Press Release
August 12, 2019

Recto pushes for solar power systems in all government buildings

Senate President Pro-Tempore Ralph G. Recto made formal his proposal to have all government buildings and offices utilize solar energy system, in a bid to reduce utility costs and mandate the development of renewable energy (RE) resources.

Senate Bill No. 48 or the proposed Solar Energy in National Government Offices Act requires the establishment of solar energy system that will have the capacity to supply 50 percent of the electric power requirements of government offices within a period of five years.

Initially, the solar energy systems sought to be established by Recto is aimed at supplying 10 percent of the power supply of government offices or buildings on the first year of the effectivity of the measure.

It shall gradually increase annually for five years until it has reached the capacity to supply 50 percent of the power requirements of all government offices and buildings.

The measure, Recto emphasized, does not preclude the expansion of existing solar energy systems installed in government buildings and offices.

Construction of solar energy systems in government buildings and offices shall begin within 60 days after the bill has been enacted into law, he said.

Expenses to be incurred shall be charged against any available funds of the government agencies and the subsequent funding requirements shall be included in the General Appropriations Act (GAA), the senator said.

The bill seeks to mandate the Department of Public Works and Highways (DPWH), in coordination with the Department of Energy (DOE), to construct RE systems in and retrofit government buildings and offices, by installing solar energy systems.

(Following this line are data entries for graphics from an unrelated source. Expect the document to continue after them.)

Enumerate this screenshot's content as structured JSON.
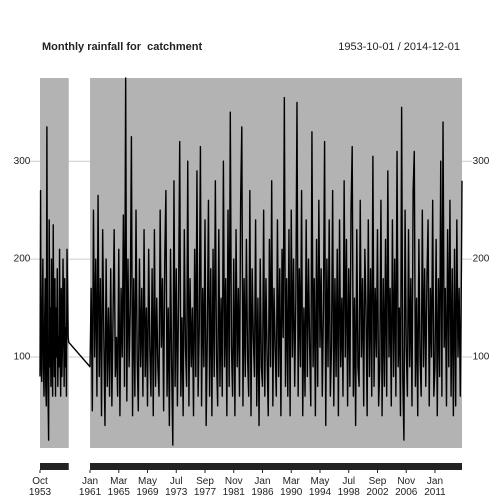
{
  "chart_data": {
    "type": "line",
    "title": "Monthly rainfall for  catchment",
    "subtitle": "1953-10-01 / 2014-12-01",
    "color": "#000000",
    "background": "#b3b3b3",
    "grid": true,
    "ylim": [
      7,
      385
    ],
    "yticks": [
      100,
      200,
      300
    ],
    "xlim": [
      "1953-10",
      "2014-12"
    ],
    "xticks": [
      {
        "value": "1953-10",
        "label": "Oct 1953"
      },
      {
        "value": "1961-01",
        "label": "Jan 1961"
      },
      {
        "value": "1965-03",
        "label": "Mar 1965"
      },
      {
        "value": "1969-05",
        "label": "May 1969"
      },
      {
        "value": "1973-07",
        "label": "Jul 1973"
      },
      {
        "value": "1977-09",
        "label": "Sep 1977"
      },
      {
        "value": "1981-11",
        "label": "Nov 1981"
      },
      {
        "value": "1986-01",
        "label": "Jan 1986"
      },
      {
        "value": "1990-03",
        "label": "Mar 1990"
      },
      {
        "value": "1994-05",
        "label": "May 1994"
      },
      {
        "value": "1998-07",
        "label": "Jul 1998"
      },
      {
        "value": "2002-09",
        "label": "Sep 2002"
      },
      {
        "value": "2006-11",
        "label": "Nov 2006"
      },
      {
        "value": "2011-01",
        "label": "Jan 2011"
      }
    ],
    "x": [
      "1953-10",
      "1953-11",
      "1953-12",
      "1954-01",
      "1954-02",
      "1954-03",
      "1954-04",
      "1954-05",
      "1954-06",
      "1954-07",
      "1954-08",
      "1954-09",
      "1954-10",
      "1954-11",
      "1954-12",
      "1955-01",
      "1955-02",
      "1955-03",
      "1955-04",
      "1955-05",
      "1955-06",
      "1955-07",
      "1955-08",
      "1955-09",
      "1955-10",
      "1955-11",
      "1955-12",
      "1956-01",
      "1956-02",
      "1956-03",
      "1956-04",
      "1956-05",
      "1956-06",
      "1956-07",
      "1956-08",
      "1956-09",
      "1956-10",
      "1956-11",
      "1956-12",
      "1957-01",
      "1957-02",
      "1957-03",
      "1957-04",
      "1957-05",
      "1957-06",
      "1957-07",
      "1957-08",
      "1957-09",
      "1957-10",
      "1957-11",
      "1957-12",
      "1961-01",
      "1961-03",
      "1961-05",
      "1961-07",
      "1961-09",
      "1961-11",
      "1962-01",
      "1962-03",
      "1962-05",
      "1962-07",
      "1962-09",
      "1962-11",
      "1963-01",
      "1963-03",
      "1963-05",
      "1963-07",
      "1963-09",
      "1963-11",
      "1964-01",
      "1964-03",
      "1964-05",
      "1964-07",
      "1964-09",
      "1964-11",
      "1965-01",
      "1965-03",
      "1965-05",
      "1965-07",
      "1965-09",
      "1965-11",
      "1966-01",
      "1966-03",
      "1966-05",
      "1966-07",
      "1966-09",
      "1966-11",
      "1967-01",
      "1967-03",
      "1967-05",
      "1967-07",
      "1967-09",
      "1967-11",
      "1968-01",
      "1968-03",
      "1968-05",
      "1968-07",
      "1968-09",
      "1968-11",
      "1969-01",
      "1969-03",
      "1969-05",
      "1969-07",
      "1969-09",
      "1969-11",
      "1970-01",
      "1970-03",
      "1970-05",
      "1970-07",
      "1970-09",
      "1970-11",
      "1971-01",
      "1971-03",
      "1971-05",
      "1971-07",
      "1971-09",
      "1971-11",
      "1972-01",
      "1972-03",
      "1972-05",
      "1972-07",
      "1972-09",
      "1972-11",
      "1973-01",
      "1973-03",
      "1973-05",
      "1973-07",
      "1973-09",
      "1973-11",
      "1974-01",
      "1974-03",
      "1974-05",
      "1974-07",
      "1974-09",
      "1974-11",
      "1975-01",
      "1975-03",
      "1975-05",
      "1975-07",
      "1975-09",
      "1975-11",
      "1976-01",
      "1976-03",
      "1976-05",
      "1976-07",
      "1976-09",
      "1976-11",
      "1977-01",
      "1977-03",
      "1977-05",
      "1977-07",
      "1977-09",
      "1977-11",
      "1978-01",
      "1978-03",
      "1978-05",
      "1978-07",
      "1978-09",
      "1978-11",
      "1979-01",
      "1979-03",
      "1979-05",
      "1979-07",
      "1979-09",
      "1979-11",
      "1980-01",
      "1980-03",
      "1980-05",
      "1980-07",
      "1980-09",
      "1980-11",
      "1981-01",
      "1981-03",
      "1981-05",
      "1981-07",
      "1981-09",
      "1981-11",
      "1982-01",
      "1982-03",
      "1982-05",
      "1982-07",
      "1982-09",
      "1982-11",
      "1983-01",
      "1983-03",
      "1983-05",
      "1983-07",
      "1983-09",
      "1983-11",
      "1984-01",
      "1984-03",
      "1984-05",
      "1984-07",
      "1984-09",
      "1984-11",
      "1985-01",
      "1985-03",
      "1985-05",
      "1985-07",
      "1985-09",
      "1985-11",
      "1986-01",
      "1986-03",
      "1986-05",
      "1986-07",
      "1986-09",
      "1986-11",
      "1987-01",
      "1987-03",
      "1987-05",
      "1987-07",
      "1987-09",
      "1987-11",
      "1988-01",
      "1988-03",
      "1988-05",
      "1988-07",
      "1988-09",
      "1988-11",
      "1989-01",
      "1989-03",
      "1989-05",
      "1989-07",
      "1989-09",
      "1989-11",
      "1990-01",
      "1990-03",
      "1990-05",
      "1990-07",
      "1990-09",
      "1990-11",
      "1991-01",
      "1991-03",
      "1991-05",
      "1991-07",
      "1991-09",
      "1991-11",
      "1992-01",
      "1992-03",
      "1992-05",
      "1992-07",
      "1992-09",
      "1992-11",
      "1993-01",
      "1993-03",
      "1993-05",
      "1993-07",
      "1993-09",
      "1993-11",
      "1994-01",
      "1994-03",
      "1994-05",
      "1994-07",
      "1994-09",
      "1994-11",
      "1995-01",
      "1995-03",
      "1995-05",
      "1995-07",
      "1995-09",
      "1995-11",
      "1996-01",
      "1996-03",
      "1996-05",
      "1996-07",
      "1996-09",
      "1996-11",
      "1997-01",
      "1997-03",
      "1997-05",
      "1997-07",
      "1997-09",
      "1997-11",
      "1998-01",
      "1998-03",
      "1998-05",
      "1998-07",
      "1998-09",
      "1998-11",
      "1999-01",
      "1999-03",
      "1999-05",
      "1999-07",
      "1999-09",
      "1999-11",
      "2000-01",
      "2000-03",
      "2000-05",
      "2000-07",
      "2000-09",
      "2000-11",
      "2001-01",
      "2001-03",
      "2001-05",
      "2001-07",
      "2001-09",
      "2001-11",
      "2002-01",
      "2002-03",
      "2002-05",
      "2002-07",
      "2002-09",
      "2002-11",
      "2003-01",
      "2003-03",
      "2003-05",
      "2003-07",
      "2003-09",
      "2003-11",
      "2004-01",
      "2004-03",
      "2004-05",
      "2004-07",
      "2004-09",
      "2004-11",
      "2005-01",
      "2005-03",
      "2005-05",
      "2005-07",
      "2005-09",
      "2005-11",
      "2006-01",
      "2006-03",
      "2006-05",
      "2006-07",
      "2006-09",
      "2006-11",
      "2007-01",
      "2007-03",
      "2007-05",
      "2007-07",
      "2007-09",
      "2007-11",
      "2008-01",
      "2008-03",
      "2008-05",
      "2008-07",
      "2008-09",
      "2008-11",
      "2009-01",
      "2009-03",
      "2009-05",
      "2009-07",
      "2009-09",
      "2009-11",
      "2010-01",
      "2010-03",
      "2010-05",
      "2010-07",
      "2010-09",
      "2010-11",
      "2011-01",
      "2011-03",
      "2011-05",
      "2011-07",
      "2011-09",
      "2011-11",
      "2012-01",
      "2012-03",
      "2012-05",
      "2012-07",
      "2012-09",
      "2012-11",
      "2013-01",
      "2013-03",
      "2013-05",
      "2013-07",
      "2013-09",
      "2013-11",
      "2014-01",
      "2014-03",
      "2014-05",
      "2014-07",
      "2014-09",
      "2014-11",
      "2014-12"
    ],
    "values": [
      80,
      270,
      100,
      75,
      150,
      200,
      90,
      60,
      130,
      180,
      70,
      50,
      335,
      110,
      60,
      15,
      240,
      90,
      150,
      70,
      200,
      110,
      60,
      235,
      130,
      80,
      180,
      60,
      150,
      100,
      190,
      70,
      120,
      90,
      210,
      100,
      60,
      170,
      80,
      110,
      200,
      150,
      70,
      180,
      90,
      130,
      60,
      210,
      170,
      120,
      115,
      90,
      170,
      45,
      250,
      100,
      200,
      60,
      265,
      80,
      180,
      40,
      230,
      120,
      30,
      200,
      70,
      150,
      60,
      190,
      50,
      140,
      230,
      80,
      120,
      60,
      210,
      40,
      170,
      100,
      245,
      70,
      385,
      55,
      200,
      90,
      150,
      325,
      40,
      180,
      60,
      250,
      100,
      45,
      200,
      90,
      170,
      60,
      230,
      80,
      150,
      50,
      210,
      110,
      60,
      190,
      40,
      230,
      70,
      160,
      90,
      60,
      250,
      110,
      180,
      45,
      200,
      270,
      60,
      150,
      30,
      210,
      90,
      10,
      280,
      70,
      190,
      50,
      160,
      320,
      60,
      140,
      40,
      230,
      110,
      70,
      300,
      50,
      180,
      90,
      150,
      40,
      210,
      80,
      290,
      60,
      130,
      315,
      50,
      170,
      90,
      240,
      30,
      120,
      260,
      60,
      190,
      40,
      210,
      80,
      280,
      100,
      50,
      230,
      70,
      160,
      60,
      300,
      90,
      180,
      40,
      250,
      70,
      350,
      110,
      60,
      200,
      40,
      230,
      90,
      170,
      60,
      260,
      335,
      50,
      180,
      80,
      220,
      100,
      60,
      270,
      40,
      190,
      120,
      80,
      240,
      50,
      160,
      30,
      200,
      90,
      70,
      250,
      60,
      180,
      100,
      40,
      220,
      90,
      280,
      50,
      170,
      110,
      60,
      240,
      80,
      190,
      40,
      210,
      120,
      365,
      70,
      180,
      60,
      230,
      40,
      250,
      100,
      200,
      70,
      160,
      360,
      60,
      190,
      90,
      270,
      40,
      150,
      60,
      240,
      80,
      200,
      110,
      50,
      330,
      90,
      180,
      40,
      220,
      70,
      260,
      110,
      190,
      60,
      150,
      320,
      30,
      200,
      90,
      240,
      60,
      110,
      270,
      50,
      180,
      80,
      210,
      40,
      240,
      90,
      160,
      60,
      280,
      100,
      220,
      50,
      190,
      70,
      250,
      315,
      60,
      160,
      30,
      230,
      90,
      70,
      260,
      100,
      180,
      50,
      210,
      150,
      40,
      240,
      80,
      190,
      60,
      305,
      70,
      170,
      100,
      230,
      50,
      90,
      260,
      40,
      180,
      70,
      220,
      60,
      290,
      100,
      170,
      50,
      240,
      80,
      200,
      60,
      310,
      90,
      150,
      40,
      355,
      80,
      15,
      250,
      110,
      60,
      230,
      90,
      180,
      50,
      270,
      310,
      70,
      160,
      40,
      220,
      100,
      60,
      250,
      90,
      190,
      70,
      180,
      240,
      50,
      170,
      100,
      260,
      60,
      90,
      220,
      40,
      180,
      80,
      300,
      60,
      340,
      110,
      170,
      50,
      230,
      90,
      260,
      60,
      190,
      40,
      210,
      50,
      240,
      100,
      170,
      60,
      190,
      280
    ]
  }
}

Solar energy, Recto said, is the most abundant RE resource that can be installed to generate power at a faster rate unlike fossil fuel-based power plants which require a minimum three to five years of gestation period.

"Also, it will not affect our foreign currency reserves as imported petroleum and other fossil fuels do," said Recto.

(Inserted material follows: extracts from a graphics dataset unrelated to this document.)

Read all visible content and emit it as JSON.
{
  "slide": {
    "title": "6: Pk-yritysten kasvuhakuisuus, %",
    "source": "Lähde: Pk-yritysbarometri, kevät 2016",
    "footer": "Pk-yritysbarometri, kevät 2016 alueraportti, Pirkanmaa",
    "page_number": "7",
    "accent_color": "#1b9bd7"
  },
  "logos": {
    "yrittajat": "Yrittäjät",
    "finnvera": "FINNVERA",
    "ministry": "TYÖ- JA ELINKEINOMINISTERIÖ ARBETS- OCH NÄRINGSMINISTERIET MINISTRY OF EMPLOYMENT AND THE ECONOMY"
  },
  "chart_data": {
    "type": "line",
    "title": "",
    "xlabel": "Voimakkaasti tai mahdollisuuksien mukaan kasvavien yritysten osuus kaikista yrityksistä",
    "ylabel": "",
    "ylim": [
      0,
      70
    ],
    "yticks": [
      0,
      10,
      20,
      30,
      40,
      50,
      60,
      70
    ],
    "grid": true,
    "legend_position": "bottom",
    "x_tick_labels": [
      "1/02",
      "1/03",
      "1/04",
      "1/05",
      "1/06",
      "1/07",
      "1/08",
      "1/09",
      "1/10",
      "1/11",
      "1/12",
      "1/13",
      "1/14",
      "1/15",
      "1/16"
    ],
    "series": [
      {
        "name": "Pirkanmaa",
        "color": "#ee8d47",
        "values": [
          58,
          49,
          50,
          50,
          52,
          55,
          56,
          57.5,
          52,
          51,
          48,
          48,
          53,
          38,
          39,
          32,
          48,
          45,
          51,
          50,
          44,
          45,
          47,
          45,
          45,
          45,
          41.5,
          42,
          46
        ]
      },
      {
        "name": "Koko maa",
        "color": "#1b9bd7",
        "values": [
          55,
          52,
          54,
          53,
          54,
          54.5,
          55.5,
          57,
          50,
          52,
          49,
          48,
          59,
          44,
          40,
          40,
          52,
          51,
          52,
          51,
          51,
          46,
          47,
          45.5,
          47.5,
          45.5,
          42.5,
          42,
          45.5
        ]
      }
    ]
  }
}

Furthermore, the senator said that the production and installation of materials and equipment for use in solar energy systems incur minimal environmental and physical impacts.

"Solar energy systems do not require extraction activities like large-scale mining or drilling which bring about negative environmental impacts. It does not generate Greenhouse Gases such as carbon and methane nor emit particulates that are the bane of fossil fuels," he said.

"Most important, solar panels can be installed on rooftops and designated areas without disrupting activities or dislocating electric power consumers. It can also generate substantial savings versus fossil-fueled power plants whose feed stocks have to be transported over long distances for which generators incur transport or hauling costs," Recto added.

SB 48 is also seen to create employment opportunities and enhanced skills of those in the RE industry as it will push their competitive edge worldwide, the senator said.